Jodi quickly decides she actually can find a boyfriend when she meets her school’s new Swedish foreign exchange student. At six feet two inches, Stig (Luke Eisner) somehow manages to be the only boy at Jodi’s school above six feet tall. The movie then follows Jodi as she competes against the most popular girl in school for Stig’s affection. Despite first choosing her enemy, Stig realizes that Jodi is actually the one for him. By the end, Jodi realizes that she only liked Stig for his height, and (predictably) ends up with her short best friend.

Of course, yet another movie is pushing the narrative that Jodi, an awkward girl, can only learn to overcome her insecurities and feel proud of her “flaws” when a guy validates her. While Netflix tries to create the facade of being a progressive company with an empowering message, in its’ core, the film’s plot follows the overdone storyline where the knight saves the damsel in distress.


The issue 

The cliché plot is not the only problem here. We are the first ones to admit that we love a stereotypical rom-com, but the issue is how far the screenwriters and directors went to convince viewers that Jodi is worthy of sympathy. First, let us look at the casting.

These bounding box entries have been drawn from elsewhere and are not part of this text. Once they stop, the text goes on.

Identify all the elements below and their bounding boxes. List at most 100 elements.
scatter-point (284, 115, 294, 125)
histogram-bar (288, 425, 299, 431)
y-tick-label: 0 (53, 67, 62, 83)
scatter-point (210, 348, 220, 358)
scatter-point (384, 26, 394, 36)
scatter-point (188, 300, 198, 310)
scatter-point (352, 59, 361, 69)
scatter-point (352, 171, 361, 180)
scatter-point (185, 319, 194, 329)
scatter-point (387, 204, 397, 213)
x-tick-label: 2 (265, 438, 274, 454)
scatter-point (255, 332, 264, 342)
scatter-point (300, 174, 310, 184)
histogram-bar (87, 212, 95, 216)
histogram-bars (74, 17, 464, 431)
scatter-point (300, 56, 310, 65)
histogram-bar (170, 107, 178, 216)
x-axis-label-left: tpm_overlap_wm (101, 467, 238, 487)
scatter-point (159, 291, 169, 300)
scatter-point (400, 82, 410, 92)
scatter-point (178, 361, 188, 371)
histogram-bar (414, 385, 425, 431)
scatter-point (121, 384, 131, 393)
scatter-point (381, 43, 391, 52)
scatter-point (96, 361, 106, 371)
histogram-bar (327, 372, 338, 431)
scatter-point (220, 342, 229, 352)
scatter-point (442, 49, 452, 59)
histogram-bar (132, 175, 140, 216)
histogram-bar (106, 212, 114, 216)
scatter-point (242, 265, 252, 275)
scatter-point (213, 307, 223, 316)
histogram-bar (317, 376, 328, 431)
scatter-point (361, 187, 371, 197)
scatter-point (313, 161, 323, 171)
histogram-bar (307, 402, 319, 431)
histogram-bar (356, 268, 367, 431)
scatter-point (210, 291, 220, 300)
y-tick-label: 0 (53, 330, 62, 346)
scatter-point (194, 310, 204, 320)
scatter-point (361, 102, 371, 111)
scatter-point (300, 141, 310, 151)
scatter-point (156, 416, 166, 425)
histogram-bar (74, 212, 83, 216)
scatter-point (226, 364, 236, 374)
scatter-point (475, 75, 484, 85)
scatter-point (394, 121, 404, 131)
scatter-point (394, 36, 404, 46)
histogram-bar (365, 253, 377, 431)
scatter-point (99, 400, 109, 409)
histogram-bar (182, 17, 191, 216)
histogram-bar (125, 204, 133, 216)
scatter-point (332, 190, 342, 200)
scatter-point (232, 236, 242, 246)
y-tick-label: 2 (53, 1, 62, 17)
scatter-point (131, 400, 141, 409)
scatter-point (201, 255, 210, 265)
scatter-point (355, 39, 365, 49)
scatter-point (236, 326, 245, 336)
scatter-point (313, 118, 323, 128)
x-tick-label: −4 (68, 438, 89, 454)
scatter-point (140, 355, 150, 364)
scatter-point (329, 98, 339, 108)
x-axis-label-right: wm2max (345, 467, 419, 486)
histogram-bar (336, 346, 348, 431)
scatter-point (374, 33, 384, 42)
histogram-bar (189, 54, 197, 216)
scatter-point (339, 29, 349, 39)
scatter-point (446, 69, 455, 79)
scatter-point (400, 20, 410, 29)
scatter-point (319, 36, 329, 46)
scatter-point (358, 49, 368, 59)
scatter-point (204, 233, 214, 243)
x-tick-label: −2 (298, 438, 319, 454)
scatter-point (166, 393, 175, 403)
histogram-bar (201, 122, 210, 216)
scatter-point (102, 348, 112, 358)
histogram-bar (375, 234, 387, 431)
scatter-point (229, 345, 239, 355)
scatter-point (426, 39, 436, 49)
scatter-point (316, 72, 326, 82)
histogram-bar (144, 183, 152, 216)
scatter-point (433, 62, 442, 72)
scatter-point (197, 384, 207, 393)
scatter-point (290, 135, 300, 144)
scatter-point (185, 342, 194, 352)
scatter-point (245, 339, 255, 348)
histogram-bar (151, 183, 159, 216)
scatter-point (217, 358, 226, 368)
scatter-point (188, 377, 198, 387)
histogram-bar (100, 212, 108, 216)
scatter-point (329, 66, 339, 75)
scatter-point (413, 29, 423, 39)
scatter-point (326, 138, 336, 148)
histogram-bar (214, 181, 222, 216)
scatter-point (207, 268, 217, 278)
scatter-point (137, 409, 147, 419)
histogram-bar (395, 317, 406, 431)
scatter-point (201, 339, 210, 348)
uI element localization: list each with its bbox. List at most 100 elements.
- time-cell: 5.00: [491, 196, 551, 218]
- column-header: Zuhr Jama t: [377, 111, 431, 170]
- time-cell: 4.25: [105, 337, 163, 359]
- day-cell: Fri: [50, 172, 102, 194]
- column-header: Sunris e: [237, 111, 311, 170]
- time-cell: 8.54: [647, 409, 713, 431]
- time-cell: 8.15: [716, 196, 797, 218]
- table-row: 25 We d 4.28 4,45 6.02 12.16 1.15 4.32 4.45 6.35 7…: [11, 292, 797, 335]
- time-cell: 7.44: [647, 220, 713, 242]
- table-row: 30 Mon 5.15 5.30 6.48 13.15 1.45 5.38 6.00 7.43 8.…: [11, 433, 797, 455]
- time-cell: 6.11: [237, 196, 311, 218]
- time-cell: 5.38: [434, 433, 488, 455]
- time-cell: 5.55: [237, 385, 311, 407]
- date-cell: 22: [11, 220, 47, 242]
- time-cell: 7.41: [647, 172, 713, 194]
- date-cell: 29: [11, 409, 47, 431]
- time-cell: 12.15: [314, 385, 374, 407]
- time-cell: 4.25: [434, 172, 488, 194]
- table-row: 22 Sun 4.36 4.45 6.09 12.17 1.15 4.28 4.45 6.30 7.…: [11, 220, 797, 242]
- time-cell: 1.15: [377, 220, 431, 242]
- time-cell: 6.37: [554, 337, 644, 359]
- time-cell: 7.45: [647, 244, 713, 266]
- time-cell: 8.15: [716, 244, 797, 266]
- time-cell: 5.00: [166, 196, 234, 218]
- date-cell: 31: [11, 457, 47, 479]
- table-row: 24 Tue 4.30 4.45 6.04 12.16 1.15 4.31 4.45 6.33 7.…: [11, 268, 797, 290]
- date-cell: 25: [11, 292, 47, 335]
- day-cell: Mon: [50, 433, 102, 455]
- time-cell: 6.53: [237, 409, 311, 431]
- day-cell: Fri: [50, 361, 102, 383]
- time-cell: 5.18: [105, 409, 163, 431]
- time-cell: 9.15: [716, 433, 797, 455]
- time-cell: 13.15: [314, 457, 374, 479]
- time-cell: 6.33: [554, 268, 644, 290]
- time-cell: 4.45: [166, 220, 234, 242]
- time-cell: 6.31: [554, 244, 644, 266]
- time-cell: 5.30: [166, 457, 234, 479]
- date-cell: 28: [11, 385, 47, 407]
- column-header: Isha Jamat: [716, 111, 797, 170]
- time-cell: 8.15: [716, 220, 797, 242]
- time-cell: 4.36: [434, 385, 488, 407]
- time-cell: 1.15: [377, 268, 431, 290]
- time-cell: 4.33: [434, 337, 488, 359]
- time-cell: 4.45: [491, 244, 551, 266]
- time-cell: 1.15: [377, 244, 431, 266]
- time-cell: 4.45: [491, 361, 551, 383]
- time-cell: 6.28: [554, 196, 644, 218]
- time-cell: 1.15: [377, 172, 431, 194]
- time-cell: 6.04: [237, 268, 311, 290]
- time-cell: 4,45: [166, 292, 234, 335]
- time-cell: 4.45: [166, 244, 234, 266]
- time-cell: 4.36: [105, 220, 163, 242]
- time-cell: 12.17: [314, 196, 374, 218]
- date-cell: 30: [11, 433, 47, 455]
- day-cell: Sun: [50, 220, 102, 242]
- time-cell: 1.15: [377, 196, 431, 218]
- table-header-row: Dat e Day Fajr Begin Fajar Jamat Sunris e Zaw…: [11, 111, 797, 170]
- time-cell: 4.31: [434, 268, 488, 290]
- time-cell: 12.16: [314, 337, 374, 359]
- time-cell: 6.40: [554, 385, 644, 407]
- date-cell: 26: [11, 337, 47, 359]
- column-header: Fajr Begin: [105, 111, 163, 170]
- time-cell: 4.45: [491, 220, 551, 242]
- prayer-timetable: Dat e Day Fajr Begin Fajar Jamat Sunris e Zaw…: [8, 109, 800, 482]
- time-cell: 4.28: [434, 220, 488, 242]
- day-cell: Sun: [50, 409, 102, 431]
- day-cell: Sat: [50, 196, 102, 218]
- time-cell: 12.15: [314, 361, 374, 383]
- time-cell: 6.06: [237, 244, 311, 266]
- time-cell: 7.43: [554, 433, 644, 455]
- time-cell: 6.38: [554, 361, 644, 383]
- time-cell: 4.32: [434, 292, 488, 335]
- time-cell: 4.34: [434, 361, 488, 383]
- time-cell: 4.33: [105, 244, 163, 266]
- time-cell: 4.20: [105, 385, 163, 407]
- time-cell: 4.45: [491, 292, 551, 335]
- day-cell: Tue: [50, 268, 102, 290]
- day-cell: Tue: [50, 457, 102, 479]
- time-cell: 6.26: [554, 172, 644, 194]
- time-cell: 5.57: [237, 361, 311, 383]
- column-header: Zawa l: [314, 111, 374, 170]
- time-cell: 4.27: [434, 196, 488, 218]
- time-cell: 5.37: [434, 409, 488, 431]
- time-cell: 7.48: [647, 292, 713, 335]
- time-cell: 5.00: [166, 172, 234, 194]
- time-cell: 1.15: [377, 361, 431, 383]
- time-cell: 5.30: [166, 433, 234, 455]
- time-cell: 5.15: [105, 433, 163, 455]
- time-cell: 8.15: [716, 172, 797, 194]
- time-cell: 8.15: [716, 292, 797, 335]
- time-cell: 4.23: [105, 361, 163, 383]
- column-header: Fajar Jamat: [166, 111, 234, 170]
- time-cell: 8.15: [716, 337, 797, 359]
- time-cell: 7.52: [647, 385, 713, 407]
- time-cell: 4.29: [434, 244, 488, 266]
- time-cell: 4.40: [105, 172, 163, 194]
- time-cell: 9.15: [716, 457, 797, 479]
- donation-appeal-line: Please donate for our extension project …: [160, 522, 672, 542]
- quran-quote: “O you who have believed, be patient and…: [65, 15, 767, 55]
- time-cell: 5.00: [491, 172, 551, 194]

There is no way that the directors coincidentally casted Jodi’s sister, as well as the entire high school and family, with actors around five feet tall. The scenes over-dramatized the bullying Jodi endured, to the point where her obstacles were entirely unrealistic. The insane over-exaggerations caused the film to lose any credibility of actually shining light on hardships teens have to go through.

Overall, the film was a gross exaggeration of the struggles of a six-foot-one-inch girl. These exaggerations not only diminished the integrity of the film, but also caused it to be boring. The fact that Jodi’s height made her the object of oppression is an insult to those who face actual discrimination and also creates a lack of sympathy for Jodi’s struggles with her height.

The movie failed to shed light on what it is like being a tall girl, and in the end, the TikToks were more entertaining than the movie.